Top Tens – Tropes & Other: Top 10 Stone Ages / Stone Age Iceberg (Part 3: 4-5)

Close-up of Stonehenge (public domain image)

 

 

(4) MEGALITHIC STONE AGE

 

Yes, I’ve coined the term Megalithic Stone Age because I love megaliths – “a megalith is a large stone that has been used to construct a prehistoric structure or monument, either alone or together with other stones”, such as a standing stone or stone circle respectively as at everyone’s favorite megalithic site, Stonehenge.

Of course, the Megalithic Stone Age is mostly synonymous with the Neolithic – corresponding to settled agricultural communities having the necessary resources for moving large stones around the place – although “earlier Mesolithic examples are known” and they continued to be erected in the Bronze Age (including as I understand it, some of the phases of construction at Stonehenge).

“There are over 35,000 structures in Europe alone, located widely from Sweden to the Mediterranean”.

 

 

(5) MICROLITHIC STONE AGE

 

From one end of the scale to the other – from megaliths to microliths, I bring you the Microlithic Stone Age!
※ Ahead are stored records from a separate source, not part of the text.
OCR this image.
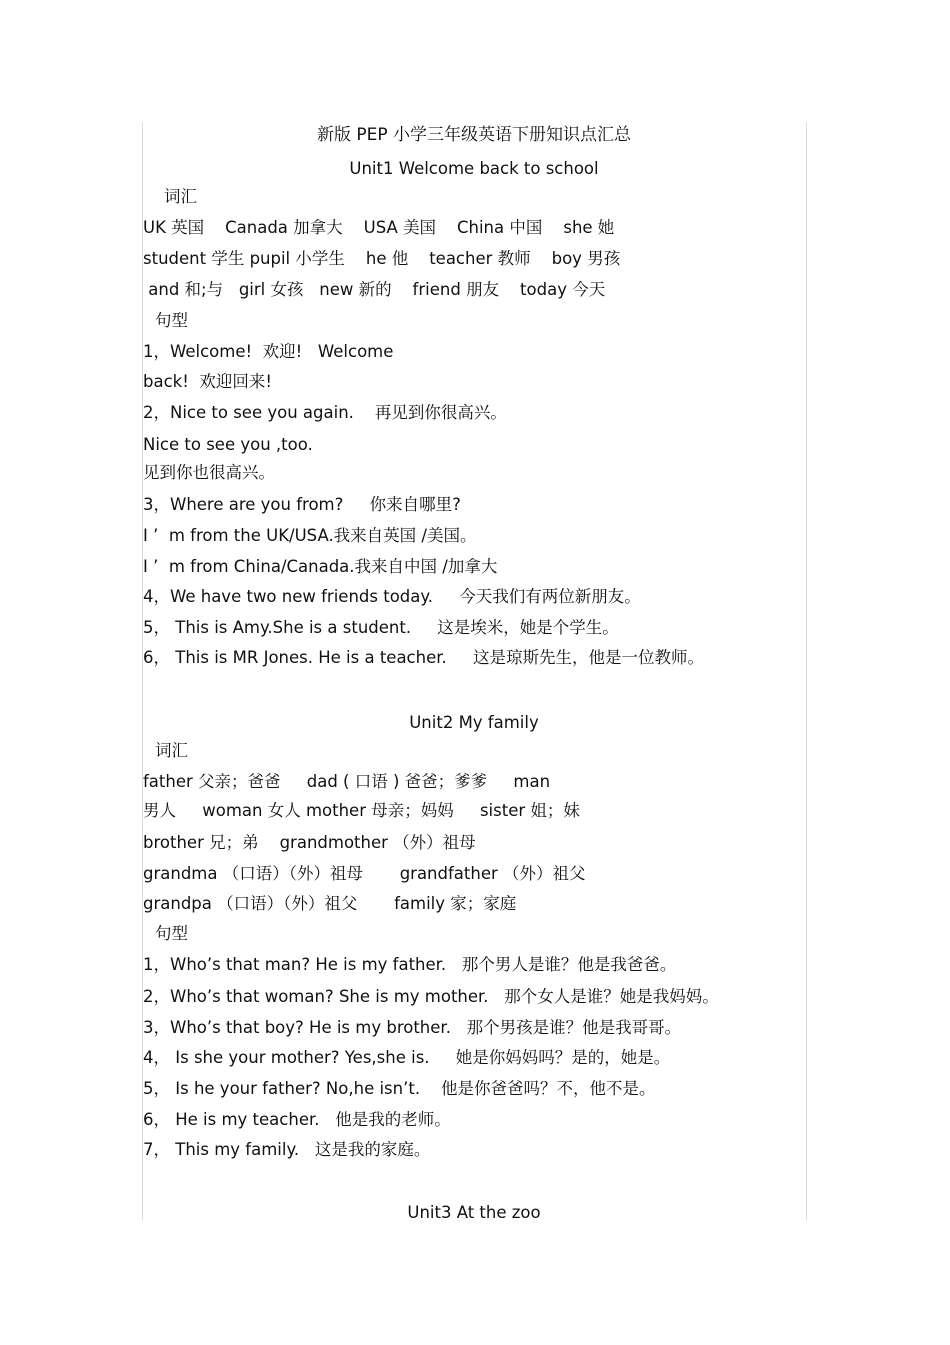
新版 PEP 小学三年级英语下册知识点汇总
Unit1 Welcome back to school
词汇
UK 英国    Canada 加拿大    USA 美国    China 中国    she 她
student 学生 pupil 小学生    he 他    teacher 教师    boy 男孩
and 和;与   girl 女孩   new 新的    friend 朋友    today 今天
句型
1，Welcome!  欢迎!   Welcome
back!  欢迎回来!
2，Nice to see you again.    再见到你很高兴。
Nice to see you ,too.
见到你也很高兴。
3，Where are you from?     你来自哪里?
I ’  m from the UK/USA.我来自英国 /美国。
I ’  m from China/Canada.我来自中国 /加拿大
4，We have two new friends today.     今天我们有两位新朋友。
5， This is Amy.She is a student.     这是埃米，她是个学生。
6， This is MR Jones. He is a teacher.     这是琼斯先生，他是一位教师。
Unit2 My family
词汇
father 父亲；爸爸     dad ( 口语 ) 爸爸；爹爹     man
男人     woman 女人 mother 母亲；妈妈     sister 姐；妹
brother 兄；弟    grandmother （外）祖母
grandma （口语）（外）祖母       grandfather （外）祖父
grandpa （口语）（外）祖父       family 家；家庭
句型
1，Who’s that man? He is my father.   那个男人是谁？他是我爸爸。
2，Who’s that woman? She is my mother.   那个女人是谁？她是我妈妈。
3，Who’s that boy? He is my brother.   那个男孩是谁？他是我哥哥。
4， Is she your mother? Yes,she is.     她是你妈妈吗？是的，她是。
5， Is he your father? No,he isn’t.    他是你爸爸吗？不，他不是。
6， He is my teacher.   他是我的老师。
7， This my family.   这是我的家庭。
Unit3 At the zoo
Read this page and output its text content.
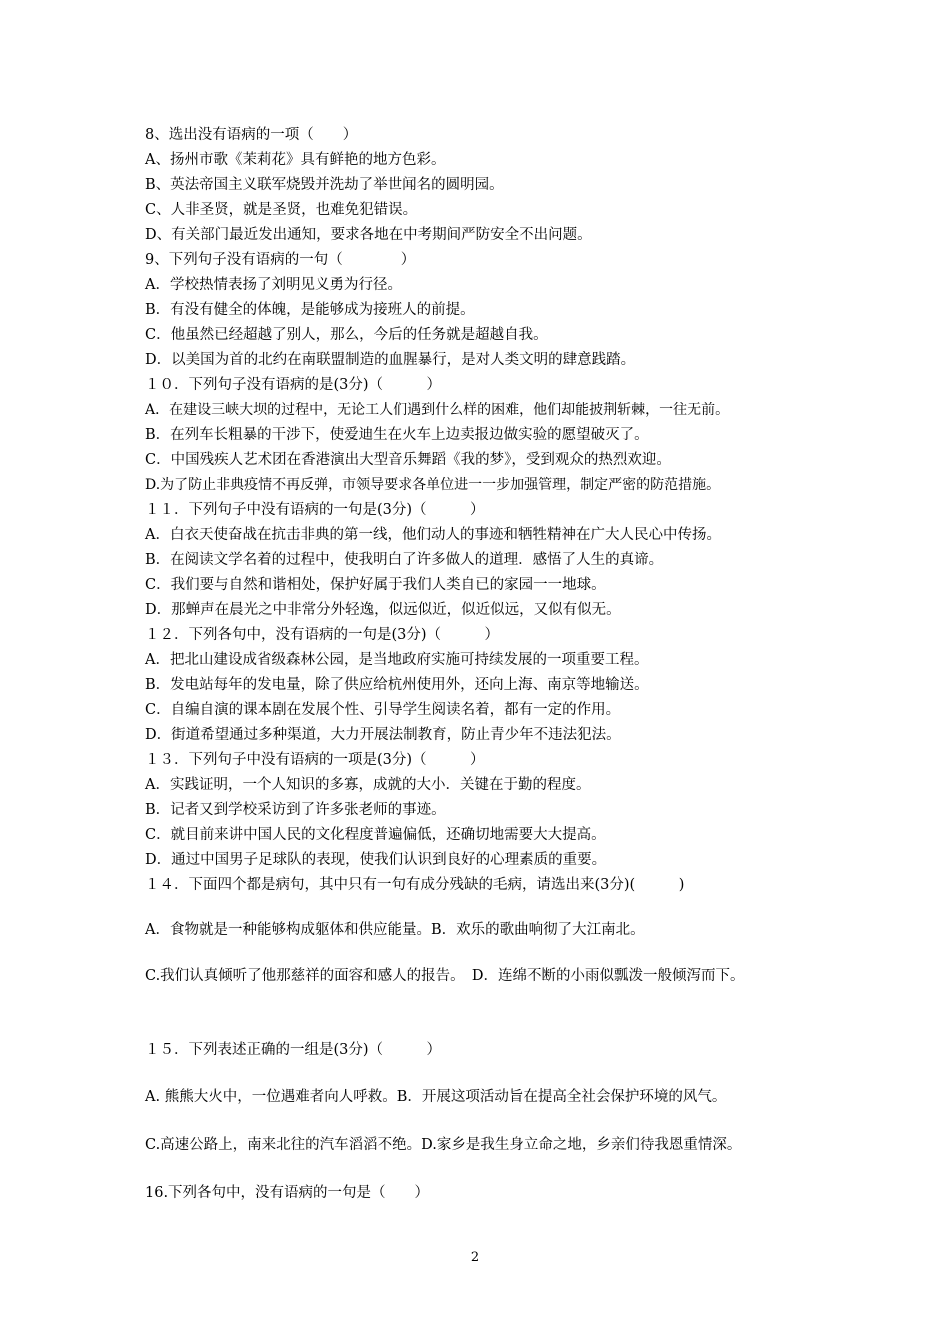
8、选出没有语病的一项（　　）
A、扬州市歌《茉莉花》具有鲜艳的地方色彩。
B、英法帝国主义联军烧毁并洗劫了举世闻名的圆明园。
C、人非圣贤，就是圣贤，也难免犯错误。
D、有关部门最近发出通知，要求各地在中考期间严防安全不出问题。
9、下列句子没有语病的一句（　　　　）
A．学校热情表扬了刘明见义勇为行径。
B．有没有健全的体魄，是能够成为接班人的前提。
C．他虽然已经超越了别人，那么，今后的任务就是超越自我。
D．以美国为首的北约在南联盟制造的血腥暴行，是对人类文明的肆意践踏。
１０．下列句子没有语病的是(3分)（　　　）
A．在建设三峡大坝的过程中，无论工人们遇到什么样的困难，他们却能披荆斩棘，一往无前。
B．在列车长粗暴的干涉下，使爱迪生在火车上边卖报边做实验的愿望破灭了。
C．中国残疾人艺术团在香港演出大型音乐舞蹈《我的梦》，受到观众的热烈欢迎。
D.为了防止非典疫情不再反弹，市领导要求各单位进一一步加强管理，制定严密的防范措施。
１１．下列句子中没有语病的一句是(3分)（　　　）
A．白衣天使奋战在抗击非典的第一线，他们动人的事迹和牺牲精神在广大人民心中传扬。
B．在阅读文学名着的过程中，使我明白了许多做人的道理．感悟了人生的真谛。
C．我们要与自然和谐相处，保护好属于我们人类自已的家园一一地球。
D．那蝉声在晨光之中非常分外轻逸，似远似近，似近似远，又似有似无。
１２．下列各句中，没有语病的一句是(3分)（　　　）
A．把北山建设成省级森林公园，是当地政府实施可持续发展的一项重要工程。
B．发电站每年的发电量，除了供应给杭州使用外，还向上海、南京等地输送。
C．自编自演的课本剧在发展个性、引导学生阅读名着，都有一定的作用。
D．街道希望通过多种渠道，大力开展法制教育，防止青少年不违法犯法。
１３．下列句子中没有语病的一项是(3分)（　　　）
A．实践证明，一个人知识的多寡，成就的大小．关键在于勤的程度。
B．记者又到学校采访到了许多张老师的事迹。
C．就目前来讲中国人民的文化程度普遍偏低，还确切地需要大大提高。
D．通过中国男子足球队的表现，使我们认识到良好的心理素质的重要。
１４．下面四个都是病句，其中只有一句有成分残缺的毛病，请选出来(3分)(　　　)
A．食物就是一种能够构成躯体和供应能量。B．欢乐的歌曲响彻了大江南北。
C.我们认真倾听了他那慈祥的面容和感人的报告。　D．连绵不断的小雨似瓢泼一般倾泻而下。
１５．下列表述正确的一组是(3分)（　　　）
A. 熊熊大火中，一位遇难者向人呼救。B．开展这项活动旨在提高全社会保护环境的风气。
C.高速公路上，南来北往的汽车滔滔不绝。D.家乡是我生身立命之地，乡亲们待我恩重情深。
16.下列各句中，没有语病的一句是（　　）
2
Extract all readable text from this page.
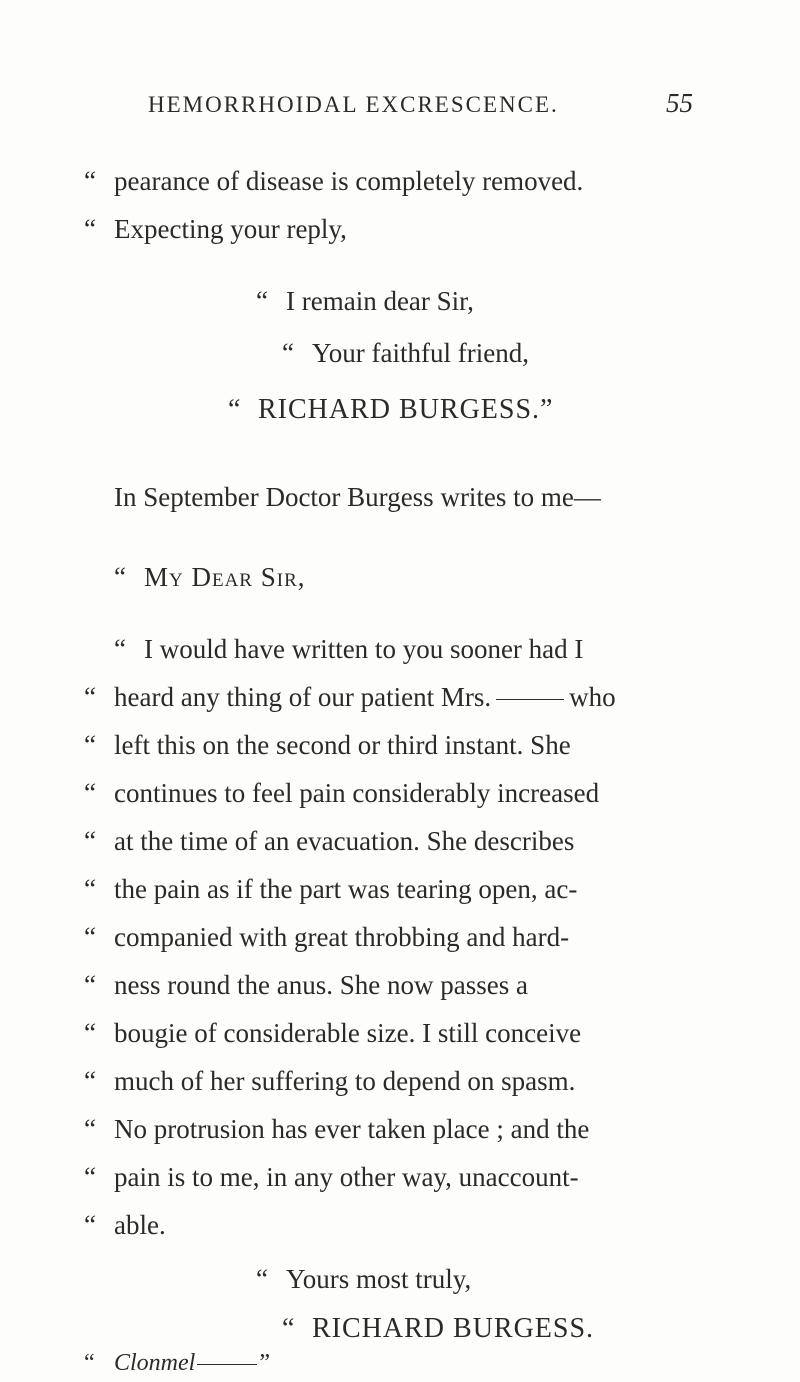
HEMORRHOIDAL EXCRESCENCE.	55
“ pearance of disease is completely removed.
“ Expecting your reply,
“ I remain dear Sir,
“ Your faithful friend,
“ RICHARD BURGESS.”
In September Doctor Burgess writes to me—
“ My Dear Sir,
“ I would have written to you sooner had I
“ heard any thing of our patient Mrs.	who
“ left this on the second or third instant. She
“ continues to feel pain considerably increased
“ at the time of an evacuation. She describes
“ the pain as if the part was tearing open, ac-
“ companied with great throbbing and hard-
“ ness round the anus. She now passes a
“ bougie of considerable size. I still conceive
“ much of her suffering to depend on spasm.
“ No protrusion has ever taken place ; and the
“ pain is to me, in any other way, unaccount-
“ able.
“ Yours most truly,
“ RICHARD BURGESS.
“ Clonmel	”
And no – sadly, that doesn’t mean there’s a tiny Stonehenge out there. “A microlith is a small stone tool, usually made of flint or chert and typically a centimetre or so in length and half a centimetre wide…were used in spear points and arrowheads”.

Microliths point to a greater sophistication of stone tools characteristic of the Upper Paleolithic and Mesolithic or even Neolithic, although they generally declined with the introduction of agriculture (as their predominant use was for hunting weapons).